Alexis Valet: Following the Sun

Rating: ★★★

Record and Artist Details

Musicians:

Dayna Stephens
Kush Abadey
Joe Martin
Aaron Parks
Alexis Valet (vb)

Label:

Jazz & People

July/2024

Media Format:

CD, DL

Catalogue Number:

JPCD 824002

RecordDate:

Rec. December 2022

The young Bordeaux-raised vibraphonist Alexis Valet was good enough soon after his student years to recruit European jazz stars like guitarist Romain Pilon, flautist Magic Malik and keyboardist Bojan Z to play on his early albums.

Those waves had barely settled by the time he took a leap further with Following the Sun, recorded with a fine New York line-up including sophisticated pianist Aaron Parks and Cool-to-Coltrane saxophonist Dayna Stephens - the encounter being triggered by the Frenchman’s snap decision in 2022 to hop on a plane to the States without funding or a plan, and try playing with whoever he met.

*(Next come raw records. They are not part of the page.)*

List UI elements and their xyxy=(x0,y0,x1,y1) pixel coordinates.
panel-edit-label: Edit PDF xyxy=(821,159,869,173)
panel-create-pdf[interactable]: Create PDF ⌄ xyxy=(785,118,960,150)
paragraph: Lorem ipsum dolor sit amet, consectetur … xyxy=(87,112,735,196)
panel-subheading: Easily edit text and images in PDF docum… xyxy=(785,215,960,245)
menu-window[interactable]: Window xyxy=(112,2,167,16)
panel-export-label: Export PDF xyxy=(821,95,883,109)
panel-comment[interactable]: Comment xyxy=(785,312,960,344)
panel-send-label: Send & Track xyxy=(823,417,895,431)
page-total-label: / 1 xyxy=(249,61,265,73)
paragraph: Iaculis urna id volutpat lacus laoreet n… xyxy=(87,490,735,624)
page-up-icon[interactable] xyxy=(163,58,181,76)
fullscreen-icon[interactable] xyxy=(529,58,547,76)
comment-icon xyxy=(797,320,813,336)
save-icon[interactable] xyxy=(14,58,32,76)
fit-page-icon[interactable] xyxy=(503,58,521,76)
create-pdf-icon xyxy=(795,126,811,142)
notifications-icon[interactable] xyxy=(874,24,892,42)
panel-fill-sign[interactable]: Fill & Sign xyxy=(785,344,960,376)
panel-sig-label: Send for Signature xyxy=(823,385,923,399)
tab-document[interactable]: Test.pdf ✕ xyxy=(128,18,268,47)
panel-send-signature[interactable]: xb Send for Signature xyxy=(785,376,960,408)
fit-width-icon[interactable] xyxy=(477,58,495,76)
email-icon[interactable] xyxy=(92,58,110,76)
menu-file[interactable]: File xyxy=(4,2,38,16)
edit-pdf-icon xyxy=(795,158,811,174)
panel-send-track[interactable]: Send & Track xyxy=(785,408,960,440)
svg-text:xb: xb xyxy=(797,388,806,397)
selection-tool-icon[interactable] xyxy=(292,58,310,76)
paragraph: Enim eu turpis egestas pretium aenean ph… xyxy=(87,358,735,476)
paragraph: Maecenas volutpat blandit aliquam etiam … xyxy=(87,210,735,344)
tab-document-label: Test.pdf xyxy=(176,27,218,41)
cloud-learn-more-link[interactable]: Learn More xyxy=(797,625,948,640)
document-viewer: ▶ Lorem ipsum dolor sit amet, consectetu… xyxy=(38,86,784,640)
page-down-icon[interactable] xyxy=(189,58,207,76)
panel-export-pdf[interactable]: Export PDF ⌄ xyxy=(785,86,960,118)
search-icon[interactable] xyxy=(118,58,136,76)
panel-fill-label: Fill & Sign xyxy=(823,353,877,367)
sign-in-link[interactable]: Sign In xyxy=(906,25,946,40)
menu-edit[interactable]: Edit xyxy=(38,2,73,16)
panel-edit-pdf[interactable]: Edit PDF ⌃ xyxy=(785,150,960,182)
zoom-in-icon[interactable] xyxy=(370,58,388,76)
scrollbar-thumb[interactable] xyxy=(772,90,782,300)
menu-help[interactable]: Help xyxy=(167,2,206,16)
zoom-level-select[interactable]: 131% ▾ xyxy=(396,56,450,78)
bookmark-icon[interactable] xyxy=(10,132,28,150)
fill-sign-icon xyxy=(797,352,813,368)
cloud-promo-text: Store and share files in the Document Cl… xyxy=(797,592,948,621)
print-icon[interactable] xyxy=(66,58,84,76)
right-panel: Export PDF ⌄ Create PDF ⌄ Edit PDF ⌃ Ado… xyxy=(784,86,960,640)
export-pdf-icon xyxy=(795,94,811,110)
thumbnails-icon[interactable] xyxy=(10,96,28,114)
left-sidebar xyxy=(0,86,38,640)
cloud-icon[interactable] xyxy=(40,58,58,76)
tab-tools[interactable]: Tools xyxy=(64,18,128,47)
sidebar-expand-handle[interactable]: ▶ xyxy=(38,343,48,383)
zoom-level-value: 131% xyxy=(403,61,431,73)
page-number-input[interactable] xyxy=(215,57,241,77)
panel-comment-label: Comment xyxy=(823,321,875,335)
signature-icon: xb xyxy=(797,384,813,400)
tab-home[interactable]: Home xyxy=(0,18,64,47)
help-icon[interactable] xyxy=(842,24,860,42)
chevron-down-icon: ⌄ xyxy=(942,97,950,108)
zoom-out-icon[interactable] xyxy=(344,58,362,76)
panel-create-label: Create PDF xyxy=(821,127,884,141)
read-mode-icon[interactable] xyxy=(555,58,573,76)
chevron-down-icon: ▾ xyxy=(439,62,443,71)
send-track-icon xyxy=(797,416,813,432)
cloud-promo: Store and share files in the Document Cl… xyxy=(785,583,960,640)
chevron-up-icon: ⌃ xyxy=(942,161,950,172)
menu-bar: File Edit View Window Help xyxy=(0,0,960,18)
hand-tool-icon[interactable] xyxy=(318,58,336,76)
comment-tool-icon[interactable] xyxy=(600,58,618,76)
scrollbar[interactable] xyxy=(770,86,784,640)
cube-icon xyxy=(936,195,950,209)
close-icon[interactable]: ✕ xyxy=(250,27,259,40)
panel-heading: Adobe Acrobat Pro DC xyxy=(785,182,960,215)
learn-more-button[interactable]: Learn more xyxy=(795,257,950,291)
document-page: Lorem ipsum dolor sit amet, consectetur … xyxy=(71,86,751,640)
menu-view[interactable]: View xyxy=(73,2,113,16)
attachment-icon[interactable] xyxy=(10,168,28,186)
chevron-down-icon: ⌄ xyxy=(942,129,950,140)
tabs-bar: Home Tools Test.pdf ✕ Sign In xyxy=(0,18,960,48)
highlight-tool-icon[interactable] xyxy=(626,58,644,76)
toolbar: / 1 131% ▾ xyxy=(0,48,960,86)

Classic American hard bop clearly influences Valet, but mainly in the distinctive ways he uses his bop-harmony awareness to avoid the method’s cliches. The opening ‘Ups and Downs’ develops a coolly purring theme over a quiet bass hook and gentle piano chording, but the song’s expected resolutions are deflected by clusters of notes that startlingly delay its close - an approach for which Stephens and Parks, with their affinity for long, undulating improv lines, could hardly be better suited.

The yearning tenor theme of ‘Dreams of Integrity’ brings a vibes solo addressing rhythm as much as harmony, and the fast swing pulse that follows the title track’s dreamy intro highlights how shapely Valet’s improvisations are even on the fastest swing. ‘Cypher’ and ‘Lekeitio’ - the first a smoky sax melody over a bass vamp, the second a ballad theme on a ticking Latin groove - bring graceful, floating solos from Stephens and Parks, while Valet saves one of his most exhilaratingly surefooted sprints for the finale, on the spikily boppish ‘Myrtle’. This is elegant, occasionally languorous music, but Valet’s significant arrival on jazz’s world stage is unmistakeable.